Nadia papillonne, « butterfly » aquatique, dans les bassins où elle frappe l’eau de ses deux bras, simultanément ouverts comme des ailes. Elle crée ainsi une musique cadencée, à laquelle se superpose le rythme de sa respiration, tous les deux battements, et qui constitue l’exclusive bande-son de toute l’ouverture du film. Mais, ainsi placé au contact de l’eau, ce vol du papillon se fait reptilien, et le corps de la nageuse ondule et sinue dans l’eau avec toute la vigueur d’un poisson. Sous la houlette de Pascal Plante, qui réalise ici son deuxième long-métrage de fiction, après « Les Faux Tatouages » (2017), la directrice de la photographie Stéphanie Weber Biron accompagne, en des plans séquences magnifiques, ces efforts des nageuses et leurs glissements athlétiques dans les couloirs d’eau chlorée, sur des longueurs de cent mètres.

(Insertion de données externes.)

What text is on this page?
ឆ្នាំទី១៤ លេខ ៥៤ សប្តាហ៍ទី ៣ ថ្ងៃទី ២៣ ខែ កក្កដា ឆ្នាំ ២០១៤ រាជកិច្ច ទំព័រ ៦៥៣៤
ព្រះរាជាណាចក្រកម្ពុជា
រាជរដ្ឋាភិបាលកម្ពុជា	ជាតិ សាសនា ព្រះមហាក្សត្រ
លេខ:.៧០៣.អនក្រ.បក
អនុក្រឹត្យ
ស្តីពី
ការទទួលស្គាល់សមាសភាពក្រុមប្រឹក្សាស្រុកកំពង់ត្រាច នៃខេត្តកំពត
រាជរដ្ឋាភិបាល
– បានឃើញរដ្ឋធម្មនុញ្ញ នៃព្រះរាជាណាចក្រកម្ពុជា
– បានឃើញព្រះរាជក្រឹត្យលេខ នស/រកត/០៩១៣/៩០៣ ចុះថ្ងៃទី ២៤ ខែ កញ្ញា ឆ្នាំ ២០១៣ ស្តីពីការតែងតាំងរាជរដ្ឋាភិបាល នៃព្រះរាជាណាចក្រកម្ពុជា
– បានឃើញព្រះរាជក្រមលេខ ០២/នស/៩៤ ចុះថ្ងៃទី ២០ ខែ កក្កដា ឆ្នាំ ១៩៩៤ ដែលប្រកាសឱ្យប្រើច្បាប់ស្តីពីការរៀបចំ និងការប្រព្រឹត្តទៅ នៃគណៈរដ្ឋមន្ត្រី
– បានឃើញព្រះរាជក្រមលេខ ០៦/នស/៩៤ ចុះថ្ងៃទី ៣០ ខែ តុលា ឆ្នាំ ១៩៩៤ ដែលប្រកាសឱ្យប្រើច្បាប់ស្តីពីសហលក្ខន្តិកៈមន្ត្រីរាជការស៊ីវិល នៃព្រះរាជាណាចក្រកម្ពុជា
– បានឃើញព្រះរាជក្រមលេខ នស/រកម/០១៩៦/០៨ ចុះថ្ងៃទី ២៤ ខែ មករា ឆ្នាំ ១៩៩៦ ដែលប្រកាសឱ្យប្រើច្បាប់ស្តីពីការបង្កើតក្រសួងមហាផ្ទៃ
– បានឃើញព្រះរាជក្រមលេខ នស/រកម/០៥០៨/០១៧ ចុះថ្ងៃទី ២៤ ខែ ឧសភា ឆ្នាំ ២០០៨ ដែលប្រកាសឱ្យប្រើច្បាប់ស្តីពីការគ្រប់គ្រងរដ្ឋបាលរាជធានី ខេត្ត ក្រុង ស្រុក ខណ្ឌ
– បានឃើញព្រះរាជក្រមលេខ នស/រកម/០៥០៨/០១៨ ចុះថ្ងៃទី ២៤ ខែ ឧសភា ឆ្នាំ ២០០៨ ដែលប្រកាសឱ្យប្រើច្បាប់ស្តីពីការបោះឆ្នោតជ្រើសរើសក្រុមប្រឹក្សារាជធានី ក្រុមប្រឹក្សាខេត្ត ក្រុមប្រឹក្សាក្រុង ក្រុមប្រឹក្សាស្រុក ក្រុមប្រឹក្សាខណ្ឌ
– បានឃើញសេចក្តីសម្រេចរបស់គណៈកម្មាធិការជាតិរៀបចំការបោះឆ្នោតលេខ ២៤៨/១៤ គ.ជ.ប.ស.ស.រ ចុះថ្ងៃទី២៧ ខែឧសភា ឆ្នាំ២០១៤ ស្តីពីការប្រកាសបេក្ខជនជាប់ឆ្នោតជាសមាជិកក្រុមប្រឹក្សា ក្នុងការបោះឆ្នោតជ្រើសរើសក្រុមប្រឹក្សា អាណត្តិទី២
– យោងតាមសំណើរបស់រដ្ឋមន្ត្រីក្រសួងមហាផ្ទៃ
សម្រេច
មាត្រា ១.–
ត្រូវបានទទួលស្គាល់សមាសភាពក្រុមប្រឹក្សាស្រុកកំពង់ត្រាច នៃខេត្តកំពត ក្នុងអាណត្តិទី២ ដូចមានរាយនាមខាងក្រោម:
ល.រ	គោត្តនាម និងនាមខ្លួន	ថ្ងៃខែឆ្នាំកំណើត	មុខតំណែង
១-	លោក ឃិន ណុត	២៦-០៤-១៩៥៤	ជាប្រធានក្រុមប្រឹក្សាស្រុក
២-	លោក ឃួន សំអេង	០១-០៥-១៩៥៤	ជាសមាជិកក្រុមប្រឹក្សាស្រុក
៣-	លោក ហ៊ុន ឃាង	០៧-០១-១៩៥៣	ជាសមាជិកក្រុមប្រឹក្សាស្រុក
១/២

La natation, le réalisateur québécois la connaît de l’intérieur, puisqu’il la pratiqua, à un niveau pré-olympique, avant de devenir cinéaste. D’où l’importance accordée aux différentes perceptions sensorielles liées à l’exercice de ce sport et le méticuleux travail sur le son effectué par Martyne Morin, secondée par Olivier Calvert au design sonore et Stéphane Bergeron au mixage. D’où, aussi, cette exigence d’authenticité qui conduisit le réalisateur et scénariste à caster de vraies nageuses. Katerine Savard, qui tient le rôle de l’héroïne Nadia Beaudry, est une championne multi-médaillée très connue au Canada, et Ariane Mainville, Marie-Pierre Nadeau, son amie à l’écran, l’est également à la ville, où elle mène de front carrière professionnelle et carrière sportive. Il en est de même pour Hilary Caldwell et Cailin McMurray, les deux partenaires qui conduisent le quatuor au couronnement dans l’épreuve olympique du relais quatre fois deux cents mètres nage libre.
Mais ce désir de porter à l’écran un sport de haut niveau approché de l’intérieur n’offre pas au film son unique objet. Pascal Plante a également souhaité observer ce qui se produit lorsqu’un athlète, dévoré par l’investissement que requiert une pratique olympique, décide, comme le fait Nadia, de mettre un terme à cette carrière. Comment descendre de l’Olympe et redevenir simple mortel ? Quels abîmes d’interrogations s’ouvriront-ils ? Comment les autres dieux prendront-ils cet abandon ? Quel regard portera-t-on alors sur eux…? À travers la vie du village olympique - puisque les nageuses sont censées avoir participé aux Jeux de Tokyo programmés pour 2020 et reportés à l’été 2021 -, Pascal Plante, après avoir splendidement capté l’intensité émotionnelle qui sous-tend une compétition, examine ce qu’il advient ensuite de tant d’adrénaline soudainement en déroute, ne sachant où s’engouffrer pour retrouver, dans la vraie mais si pâle vie, un peu de l’ivresse procurée par les hyperboliques sommets. On ne saurait s’étonner, ainsi, de dialogues ou de situations parfois plus plats ; même cinématographiquement parlant, il n’est pas aisé de quitter un champ d’intensité si naturellement présente. Il n’empêche : les tons bleutés qui baignent les visages et les corps, que ce soit dans la cabine mobile de déshabillage ou dans le petit matin d’un lendemain de fête, disent joliment le difficile arrachement à une eau qui apporta tant de métaux et de moments précieux…
Il n’est finalement pas si fréquent que les dimensions physiques et mentales se voient si intimement explorées, dans leurs nouages comme dans leurs divorces. Pascal Plante nous en livre ici un aperçu esthétique et sensoriel qui continue à baigner le spectateur longtemps après la vision du film.